M. Tiercelet se remit à l'ouvrage avec un air de soumission contrite et résignée, parce que Madame la Comtesse Brigitte de Rupelmonde était une grande dame de quarante à soixante ans, passablement robuste, exigeante, altière, un peu violente et prodigieusement impatiente à l'égard de ses valets. Elle avait la voix masculine ; elle avait la peau couleur de bistre, avec des yeux verts ; elle était pourvue de sourcils volumineux ; et du reste, elle était Coadjutrice du Très noble et Insigne Chapitre de Sainte-Aldegonde de Maubeuge, en survivance de la Princesse Marie de Beauvau, qui passait avec raison pour être la plus jeune et la plus charmante Abbesse de l'univers canonical.

La Comtesse Brigitte était donc Chanoinesse de Maubeuge, et c'est à cause de cela qu'elle avait une bordure d'hermine à sa robe noire, un affiquet d'ivoire armorié sur le haut de la tête, un corset fermé comme celui des mignons d'Henri III, et, brochant sur le tout, un beau cordon ni plus ni moins, et ni plus ni moins bleu que celui d'un Chevalier du Saint-Esprit. Il est à considérer que les trente-deux quartiers de la Coadjutrice étaient fournis par les Lénoncour, les Ligneville, les du Châtelet et les d'Haraucourt, c'est-à-dire par les quatre grands chevaux de Lorraine (excusez du peu !). En outre, il est bon d'ajouter qu'elle était la tante et la tutrice de Mlle Henriette de Lénoncour, qui devait prononcer ses vœux d'obéissance absolue, de réclusion claustrale et de chasteté perpétuelle, à l'abbaye de Panthemont, le samedi 14 mars.

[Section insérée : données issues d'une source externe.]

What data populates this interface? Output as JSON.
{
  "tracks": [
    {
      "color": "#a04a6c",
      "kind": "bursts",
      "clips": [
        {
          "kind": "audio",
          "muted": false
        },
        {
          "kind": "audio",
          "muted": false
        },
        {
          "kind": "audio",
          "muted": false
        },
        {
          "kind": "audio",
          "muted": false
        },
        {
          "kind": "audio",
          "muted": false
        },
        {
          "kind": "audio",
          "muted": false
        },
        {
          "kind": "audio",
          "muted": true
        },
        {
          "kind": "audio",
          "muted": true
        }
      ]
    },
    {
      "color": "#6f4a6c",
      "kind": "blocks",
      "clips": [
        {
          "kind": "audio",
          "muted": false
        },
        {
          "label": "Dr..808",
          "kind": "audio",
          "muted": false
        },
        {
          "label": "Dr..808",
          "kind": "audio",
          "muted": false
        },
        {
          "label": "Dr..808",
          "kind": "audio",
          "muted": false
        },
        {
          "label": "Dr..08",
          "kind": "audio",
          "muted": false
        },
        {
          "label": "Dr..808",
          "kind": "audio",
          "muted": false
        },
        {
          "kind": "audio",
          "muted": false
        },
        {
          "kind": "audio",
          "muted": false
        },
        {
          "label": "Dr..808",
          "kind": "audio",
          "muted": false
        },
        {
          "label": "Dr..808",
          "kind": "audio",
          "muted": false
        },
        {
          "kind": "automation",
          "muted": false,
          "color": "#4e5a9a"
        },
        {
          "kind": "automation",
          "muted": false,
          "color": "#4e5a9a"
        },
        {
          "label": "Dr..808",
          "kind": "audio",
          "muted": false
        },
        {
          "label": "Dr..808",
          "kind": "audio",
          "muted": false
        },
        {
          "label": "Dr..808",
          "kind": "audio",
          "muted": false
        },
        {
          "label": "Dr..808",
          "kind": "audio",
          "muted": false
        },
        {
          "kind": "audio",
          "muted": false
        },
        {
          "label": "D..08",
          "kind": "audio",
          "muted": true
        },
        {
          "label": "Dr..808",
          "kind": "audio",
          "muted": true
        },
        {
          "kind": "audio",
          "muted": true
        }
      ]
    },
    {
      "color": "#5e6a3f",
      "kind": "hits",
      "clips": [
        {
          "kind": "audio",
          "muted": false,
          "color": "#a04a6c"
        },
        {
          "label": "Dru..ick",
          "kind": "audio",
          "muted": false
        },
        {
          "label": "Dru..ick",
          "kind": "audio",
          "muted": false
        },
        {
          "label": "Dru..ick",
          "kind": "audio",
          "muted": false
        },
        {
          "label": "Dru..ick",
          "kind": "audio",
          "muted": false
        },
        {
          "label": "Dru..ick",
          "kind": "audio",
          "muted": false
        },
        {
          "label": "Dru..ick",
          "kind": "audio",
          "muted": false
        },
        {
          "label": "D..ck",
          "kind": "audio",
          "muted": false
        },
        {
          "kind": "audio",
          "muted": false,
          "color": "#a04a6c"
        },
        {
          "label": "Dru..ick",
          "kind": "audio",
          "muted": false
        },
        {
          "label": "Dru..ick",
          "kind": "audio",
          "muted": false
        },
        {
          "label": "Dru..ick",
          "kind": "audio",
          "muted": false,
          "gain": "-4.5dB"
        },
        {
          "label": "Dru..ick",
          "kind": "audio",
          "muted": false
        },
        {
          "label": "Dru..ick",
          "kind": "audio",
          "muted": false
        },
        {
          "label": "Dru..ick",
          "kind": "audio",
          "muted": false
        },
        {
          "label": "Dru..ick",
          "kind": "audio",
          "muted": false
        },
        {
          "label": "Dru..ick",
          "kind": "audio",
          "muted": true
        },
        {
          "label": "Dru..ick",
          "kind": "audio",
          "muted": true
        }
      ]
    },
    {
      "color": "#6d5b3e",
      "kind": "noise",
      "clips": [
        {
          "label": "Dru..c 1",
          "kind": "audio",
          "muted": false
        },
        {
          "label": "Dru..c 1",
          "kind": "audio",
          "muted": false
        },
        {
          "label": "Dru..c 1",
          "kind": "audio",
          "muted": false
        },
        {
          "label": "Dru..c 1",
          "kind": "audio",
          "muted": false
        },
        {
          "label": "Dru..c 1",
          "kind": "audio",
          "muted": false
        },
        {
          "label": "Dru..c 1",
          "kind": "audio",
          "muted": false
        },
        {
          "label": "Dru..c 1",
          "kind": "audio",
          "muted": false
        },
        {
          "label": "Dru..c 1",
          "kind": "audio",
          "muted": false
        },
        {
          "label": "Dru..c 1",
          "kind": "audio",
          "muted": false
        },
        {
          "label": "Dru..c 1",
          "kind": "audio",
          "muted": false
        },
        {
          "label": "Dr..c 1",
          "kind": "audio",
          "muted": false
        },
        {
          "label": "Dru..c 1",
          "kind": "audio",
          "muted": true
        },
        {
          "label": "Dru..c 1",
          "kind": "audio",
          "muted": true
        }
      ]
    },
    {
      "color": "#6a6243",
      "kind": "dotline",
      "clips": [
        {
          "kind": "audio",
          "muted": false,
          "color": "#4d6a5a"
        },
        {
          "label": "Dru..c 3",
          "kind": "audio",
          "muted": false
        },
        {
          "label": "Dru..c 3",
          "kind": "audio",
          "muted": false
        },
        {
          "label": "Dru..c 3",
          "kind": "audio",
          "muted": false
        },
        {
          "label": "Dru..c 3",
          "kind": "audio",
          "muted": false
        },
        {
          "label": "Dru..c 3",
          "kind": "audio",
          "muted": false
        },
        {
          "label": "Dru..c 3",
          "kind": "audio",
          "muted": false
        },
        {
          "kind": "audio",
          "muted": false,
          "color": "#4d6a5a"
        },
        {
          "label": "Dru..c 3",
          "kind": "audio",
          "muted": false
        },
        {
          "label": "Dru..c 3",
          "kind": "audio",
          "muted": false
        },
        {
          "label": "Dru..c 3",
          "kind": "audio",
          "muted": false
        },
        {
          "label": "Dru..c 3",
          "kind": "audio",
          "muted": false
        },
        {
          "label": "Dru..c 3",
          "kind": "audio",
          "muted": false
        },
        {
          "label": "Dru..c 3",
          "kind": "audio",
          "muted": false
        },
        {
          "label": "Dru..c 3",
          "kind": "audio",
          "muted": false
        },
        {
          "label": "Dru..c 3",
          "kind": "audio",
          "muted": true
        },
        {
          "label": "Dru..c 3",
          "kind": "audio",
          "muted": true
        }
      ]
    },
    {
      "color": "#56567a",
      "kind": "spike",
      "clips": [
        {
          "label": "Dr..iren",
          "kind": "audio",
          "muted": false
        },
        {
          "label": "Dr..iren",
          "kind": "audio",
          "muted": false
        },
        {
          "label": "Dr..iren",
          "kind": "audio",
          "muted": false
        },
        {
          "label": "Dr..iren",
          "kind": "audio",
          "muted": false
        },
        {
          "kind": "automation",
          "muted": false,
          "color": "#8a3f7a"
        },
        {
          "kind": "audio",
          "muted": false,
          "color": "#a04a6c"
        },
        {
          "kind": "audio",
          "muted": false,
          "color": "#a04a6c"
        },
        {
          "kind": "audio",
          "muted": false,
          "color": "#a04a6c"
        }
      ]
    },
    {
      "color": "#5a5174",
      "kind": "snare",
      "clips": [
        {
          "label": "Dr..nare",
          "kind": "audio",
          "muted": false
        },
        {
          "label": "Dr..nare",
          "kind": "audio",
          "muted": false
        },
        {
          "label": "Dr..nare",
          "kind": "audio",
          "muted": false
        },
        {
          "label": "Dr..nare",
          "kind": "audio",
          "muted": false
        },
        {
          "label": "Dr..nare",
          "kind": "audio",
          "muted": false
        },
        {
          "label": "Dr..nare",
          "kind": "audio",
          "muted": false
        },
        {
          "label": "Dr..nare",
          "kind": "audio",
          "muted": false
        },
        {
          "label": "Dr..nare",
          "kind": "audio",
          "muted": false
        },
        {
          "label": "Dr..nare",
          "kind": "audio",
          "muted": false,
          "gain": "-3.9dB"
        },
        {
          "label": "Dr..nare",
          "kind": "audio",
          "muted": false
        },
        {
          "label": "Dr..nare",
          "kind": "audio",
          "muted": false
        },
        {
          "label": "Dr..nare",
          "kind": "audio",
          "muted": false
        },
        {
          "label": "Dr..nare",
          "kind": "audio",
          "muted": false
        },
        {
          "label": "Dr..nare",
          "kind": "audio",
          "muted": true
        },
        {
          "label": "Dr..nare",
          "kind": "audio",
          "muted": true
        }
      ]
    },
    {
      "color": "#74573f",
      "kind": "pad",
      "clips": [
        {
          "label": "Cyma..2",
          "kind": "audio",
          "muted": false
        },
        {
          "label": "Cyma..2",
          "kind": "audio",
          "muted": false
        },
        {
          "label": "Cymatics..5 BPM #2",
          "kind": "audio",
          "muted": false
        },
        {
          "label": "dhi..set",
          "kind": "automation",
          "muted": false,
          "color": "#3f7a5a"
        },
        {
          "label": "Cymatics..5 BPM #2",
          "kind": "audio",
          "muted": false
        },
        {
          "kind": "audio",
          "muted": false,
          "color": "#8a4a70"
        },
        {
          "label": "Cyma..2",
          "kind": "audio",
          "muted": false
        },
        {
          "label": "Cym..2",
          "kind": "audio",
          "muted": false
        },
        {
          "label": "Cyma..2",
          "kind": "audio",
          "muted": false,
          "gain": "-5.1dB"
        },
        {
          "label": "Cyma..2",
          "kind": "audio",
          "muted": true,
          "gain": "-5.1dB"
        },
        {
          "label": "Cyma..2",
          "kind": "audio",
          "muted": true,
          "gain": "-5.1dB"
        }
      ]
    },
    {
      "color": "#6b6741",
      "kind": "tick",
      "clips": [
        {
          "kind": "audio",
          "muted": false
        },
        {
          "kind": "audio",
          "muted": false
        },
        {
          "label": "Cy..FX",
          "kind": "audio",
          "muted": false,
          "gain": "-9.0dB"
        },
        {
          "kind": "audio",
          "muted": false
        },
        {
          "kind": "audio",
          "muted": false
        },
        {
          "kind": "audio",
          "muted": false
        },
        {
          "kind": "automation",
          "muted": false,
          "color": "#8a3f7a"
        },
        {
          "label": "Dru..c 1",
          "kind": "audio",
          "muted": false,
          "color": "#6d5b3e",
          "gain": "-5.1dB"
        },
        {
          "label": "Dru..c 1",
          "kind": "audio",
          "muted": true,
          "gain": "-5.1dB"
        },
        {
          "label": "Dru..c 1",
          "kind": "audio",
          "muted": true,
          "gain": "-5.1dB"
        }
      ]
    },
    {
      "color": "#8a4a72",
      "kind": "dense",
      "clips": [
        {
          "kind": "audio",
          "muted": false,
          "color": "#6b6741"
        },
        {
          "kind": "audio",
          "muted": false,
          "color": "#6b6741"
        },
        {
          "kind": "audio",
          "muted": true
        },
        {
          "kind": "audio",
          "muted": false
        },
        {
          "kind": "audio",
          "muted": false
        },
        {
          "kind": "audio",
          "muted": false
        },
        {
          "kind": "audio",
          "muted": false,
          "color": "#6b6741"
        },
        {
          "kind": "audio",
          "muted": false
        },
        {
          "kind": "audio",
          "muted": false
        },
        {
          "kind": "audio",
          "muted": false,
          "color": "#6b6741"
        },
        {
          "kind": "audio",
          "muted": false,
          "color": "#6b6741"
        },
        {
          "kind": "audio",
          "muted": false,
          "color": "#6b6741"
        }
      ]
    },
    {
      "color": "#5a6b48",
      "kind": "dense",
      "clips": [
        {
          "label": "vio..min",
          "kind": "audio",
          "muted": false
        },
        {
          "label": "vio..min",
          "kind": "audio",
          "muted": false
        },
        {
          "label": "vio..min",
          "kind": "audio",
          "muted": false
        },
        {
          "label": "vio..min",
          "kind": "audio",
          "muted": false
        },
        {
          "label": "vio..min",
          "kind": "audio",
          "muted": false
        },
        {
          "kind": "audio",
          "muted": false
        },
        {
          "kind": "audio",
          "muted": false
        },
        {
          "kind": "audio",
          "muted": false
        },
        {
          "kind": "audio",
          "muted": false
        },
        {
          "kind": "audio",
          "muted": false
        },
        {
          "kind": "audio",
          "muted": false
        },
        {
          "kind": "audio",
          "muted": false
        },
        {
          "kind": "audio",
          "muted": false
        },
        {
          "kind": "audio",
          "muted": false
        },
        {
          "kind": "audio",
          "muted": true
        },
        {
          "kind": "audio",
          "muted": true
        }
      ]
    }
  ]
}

— On aurait cru que vous pouviez la faire recevoir et la garder avec vous dans votre chapitre, lui dit insidieusement et malicieusement la Présidente Hocquart. (Notez que c'était dans la soirée du 13 au 14 mars, à l'hôtel de Beauvau.) — Madame, elle a malheureusement deux quartiers de robe du côté de sa mère, lui repartit aigrement la Coadjutrice ; sa noblesse n'est plus chapitrale, et d'ailleurs elle est trop romanesque et trop inexpérimentée pour que je me charge de sa direction. (— C'est-à-dire qu'elle est trop jeune et trop jolie pour que vous souffriez qu'elle reste auprès de vous, pensa charitablement la Présidente.) La Marquise de Boufflers lui dit ensuite avec son air distrait et désintéressé que c'était véritablement un meurtre, et qu'elle aurait dû marier sa nièce avec son cousin, le petit de Gondrecourt. Mme de Rupelmonde ne répondit pas. On a prétendu qu'elle avait rougi, mais il était malaisé de s'en apercevoir. Autant vaudrait nous dire qu'on ait vu rougir une brique rouge, une figure en terre cuite, ou, si l'on veut, une roue de carrosse, à travers une couche du plus épais vermillon.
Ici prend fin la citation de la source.